O ano está acabando e os novos mandatos políticos estão prestes a começar. E nos bastidores de muita campanha política e de projetos desenvolvidos para o governo, estão as primeiras damas. Como é o caso da baiana Gracinha Caiado, esposa do futuro governador de Goiás e ex-senador do estado, Ronaldo Caiado. A opinião de Gracinha, como é carinhosamente chamada, sempre foi de muito peso durante todo o processo eleitoral do marido. Eles que são casados há 28 anos e têm 4 filhos, sempre demonstram muito companheirismo.

E apesar de que durante a campanha para governador, Caiado ter tido marqueteiros, foi Gracinha quem ficou conhecida por ser “O principal marqueteiro” de Ronaldo.

Inclusive, foi ela quem teve a ideia de inserir o “Plano Mulher” como uma das propostas para o novo governo. O projeto visa dar melhorias para as mulheres no âmbito da saúde, segurança, empregabilidade e educação. Além disso, durante o evento de apresentação do “Plano Mulher”, em setembro deste ano, foram discutidas importantes pautas a respeito da importância feminina na política e como as mulheres terão voz durante o mandato de Caiado.

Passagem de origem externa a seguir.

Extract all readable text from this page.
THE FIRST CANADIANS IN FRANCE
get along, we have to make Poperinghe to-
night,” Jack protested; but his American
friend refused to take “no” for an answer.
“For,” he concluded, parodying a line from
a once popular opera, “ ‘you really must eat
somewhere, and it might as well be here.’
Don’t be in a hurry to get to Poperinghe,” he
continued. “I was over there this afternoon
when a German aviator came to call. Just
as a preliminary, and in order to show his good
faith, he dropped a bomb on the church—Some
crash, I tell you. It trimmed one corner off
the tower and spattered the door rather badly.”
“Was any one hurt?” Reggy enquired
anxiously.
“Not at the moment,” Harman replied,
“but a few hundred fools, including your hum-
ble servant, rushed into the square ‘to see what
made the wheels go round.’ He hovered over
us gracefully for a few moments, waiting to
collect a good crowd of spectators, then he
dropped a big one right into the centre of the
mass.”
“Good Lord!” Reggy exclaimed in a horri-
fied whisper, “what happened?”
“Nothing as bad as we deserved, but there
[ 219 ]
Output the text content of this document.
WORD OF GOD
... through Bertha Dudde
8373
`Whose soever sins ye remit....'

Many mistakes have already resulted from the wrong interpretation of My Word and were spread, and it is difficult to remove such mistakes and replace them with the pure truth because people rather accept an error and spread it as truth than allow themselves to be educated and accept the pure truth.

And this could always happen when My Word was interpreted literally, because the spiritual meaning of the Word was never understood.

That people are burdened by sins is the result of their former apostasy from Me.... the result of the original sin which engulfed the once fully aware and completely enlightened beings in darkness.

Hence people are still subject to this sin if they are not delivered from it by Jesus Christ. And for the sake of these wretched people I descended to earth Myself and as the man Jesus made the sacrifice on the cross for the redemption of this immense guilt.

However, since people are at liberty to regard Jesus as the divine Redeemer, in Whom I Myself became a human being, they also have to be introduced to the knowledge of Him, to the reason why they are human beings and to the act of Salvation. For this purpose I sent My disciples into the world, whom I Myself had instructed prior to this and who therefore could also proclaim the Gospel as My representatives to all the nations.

A inclusão da mulher no meio político tem ganhado muita visibilidade nos últimos tempos. E outra primeira dama que não fica de fora disso, é Michelle Bolsonaro. Ela conheceu o atual marido e futuro presidente da República, Jair Bolsonaro, na câmara dos Deputados, enquanto era secretária parlamentar. E logo depois disso, foi nomeada como secretária parlamentar do gabinete de Jair, a convite dele.

Apesar de ter sido exonerada, em 2008, devido a decisão do STF de proibir o nepotismo, ela continuou trabalhando com o marido, porém, nos bastidores. Inclusive, é como “A mulher dos bastidores” que ela é conhecida, atualmente. No entanto, o foco dela, por agora, é em atividades filantrópicas voltadas a pessoas deficientes, em especial, os surdos. O principal projeto dessa natureza em que ela faz parte, é o do Ministério dos surdos e mudos da Igreja Batista Atitude, da Barra da Tijuca – RJ, em que ela faz parte.

O que mais a motivou participar desse tipo de projeto, é o fato de ter um tio surdo. Em entrevista ao G1, ela diz que aprendeu libras sozinha e ela conta ainda, que pretende fazer parte de todos os programas sociais possíveis.

A principal diferença entre Michelle e Gracinha é que a primeira prefere ser mais discreta, e a outra mais publicamente participativa em relação à política. Mas a principal semelhança que as unem é o fato de que são símbolos de força, sensibilidade e responsabilidade. Apesar de não possuírem cargos oficiais, mulheres como elas representam uma nova geração feminina que veio para dar mais visibilidade, credibilidade e espaço às mulheres, inclusive em esferas políticas. Afinal, há não muitos, era comum que mulheres não tivessem voz para expor suas opiniões sobre acontecimentos, ou sobre a conjuntura política do país.